Indeed, Joe O’Connor, senior director of strategic Amazon marketplace services at Tinuiti, described sponsored displays as “DSP light.” “There are not as many levers you need to turn to get a campaign active,” he said. “It’s simpler to manage.”
That said, everything from Amazon is about getting people sucked into its flywheel. “It’s probably going to be a stair step for Amazon with non-endemic advertisers to spend more on DSP,” said Skai’s Weiss. That is, if a smaller brand runs a successful display campaign on Amazon properties — it will likely begin seeking out other ways to spend that only increases its reach.

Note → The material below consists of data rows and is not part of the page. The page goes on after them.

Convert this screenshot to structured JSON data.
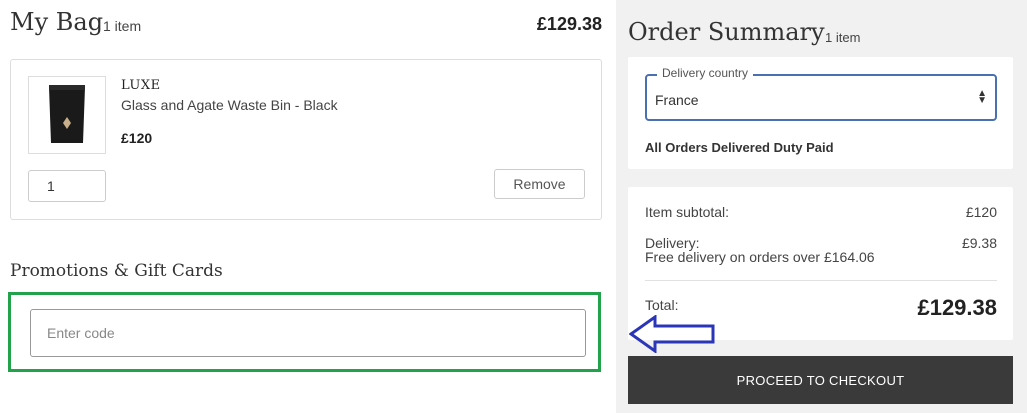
{
  "bag": {
    "title": "My Bag",
    "count": "1 item",
    "total": "£129.38",
    "items": [
      {
        "brand": "LUXE",
        "name": "Glass and Agate Waste Bin - Black",
        "price": "£120",
        "quantity": "1",
        "remove_label": "Remove",
        "image_icon": "waste-bin-product-image"
      }
    ]
  },
  "promo": {
    "title": "Promotions & Gift Cards",
    "placeholder": "Enter code"
  },
  "summary": {
    "title": "Order Summary",
    "count": "1 item",
    "delivery_country_label": "Delivery country",
    "delivery_country_value": "France",
    "duty_text": "All Orders Delivered Duty Paid",
    "subtotal_label": "Item subtotal:",
    "subtotal_value": "£120",
    "delivery_label": "Delivery:",
    "delivery_value": "£9.38",
    "free_delivery_note": "Free delivery on orders over £164.06",
    "total_label": "Total:",
    "total_value": "£129.38",
    "checkout_label": "PROCEED TO CHECKOUT"
  },
  "colors": {
    "highlight_green": "#22a24a",
    "annotation_blue": "#2b35b8",
    "select_border": "#4b6fb3",
    "checkout_bg": "#3a3a3a",
    "panel_bg": "#f1f1f1"
  }
}
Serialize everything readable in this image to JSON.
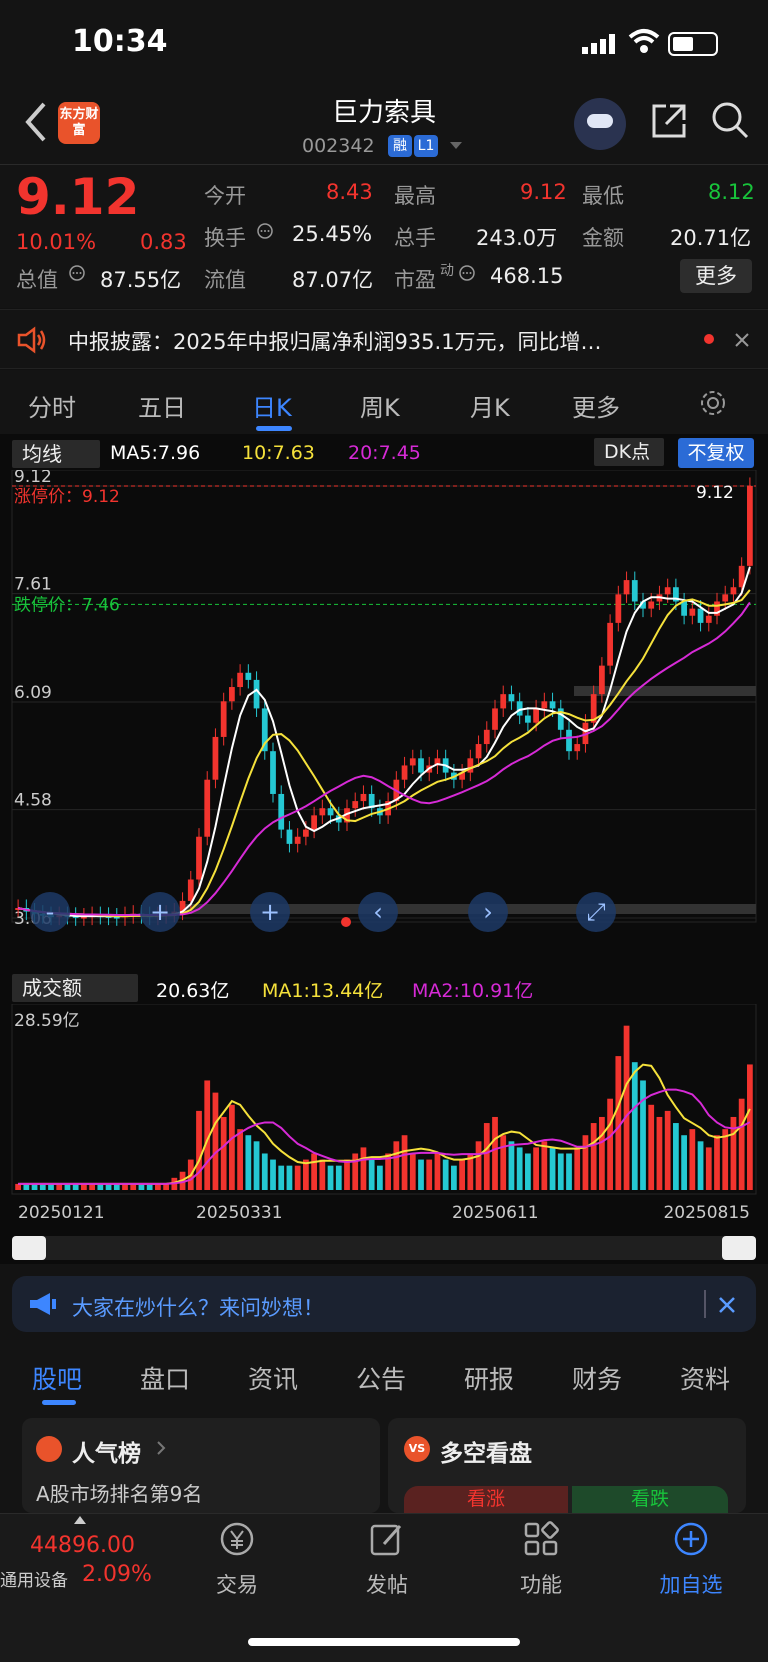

All this is happening amid a backdrop of increasingly more sophisticated ad products from Amazon. For example, Amazon began porting some of its DSP capabilities into its overall Ad Console. What’s more, the company is increasingly pushing its Marketing Cloud as a tool for larger advertisers to upload audiences and better target new ones.
“Amazon seems to be deploying a very comprehensive suite of tools and capabilities,” said Weiss. “Sponsored Display is just one of the breadcrumbs of where Amazon is going.”
The ultimate goal, it seems, it show that Amazon has better advertising products connect top-of-funnel to bottom. While brands can advertise on DSP platforms like The Trade Desk and Google, those businesses aren’t sitting on conversion data that can inform contextual targeting.
“Amazon is trying to sell the value of their upper-funnel network [and connect that to] the bottom-of-the-funnel insights,” BetterAMS’s Wishon. And that could be a winning combination as online advertising becomes more competitive. “The Trade Desk doesn’t have audience insights with purchase history,” she said.
Amazon news to know
- Ahead of its earnings, Amazon revealed that its delivery network has reached its fastest speed ever and said it’s focused on further building out its same-day delivery service.
- Amazon is in the midst of its biggest grocery overhaul since it acquired Whole Foods. Bloomberg reports that big changes are coming, both to its retail stores and to its grocery warehouses.
- CNBC dove into the dark and mysterious world of black-hat services that claim to give third-party sellers insider intel and help with numerous issues — for a fee.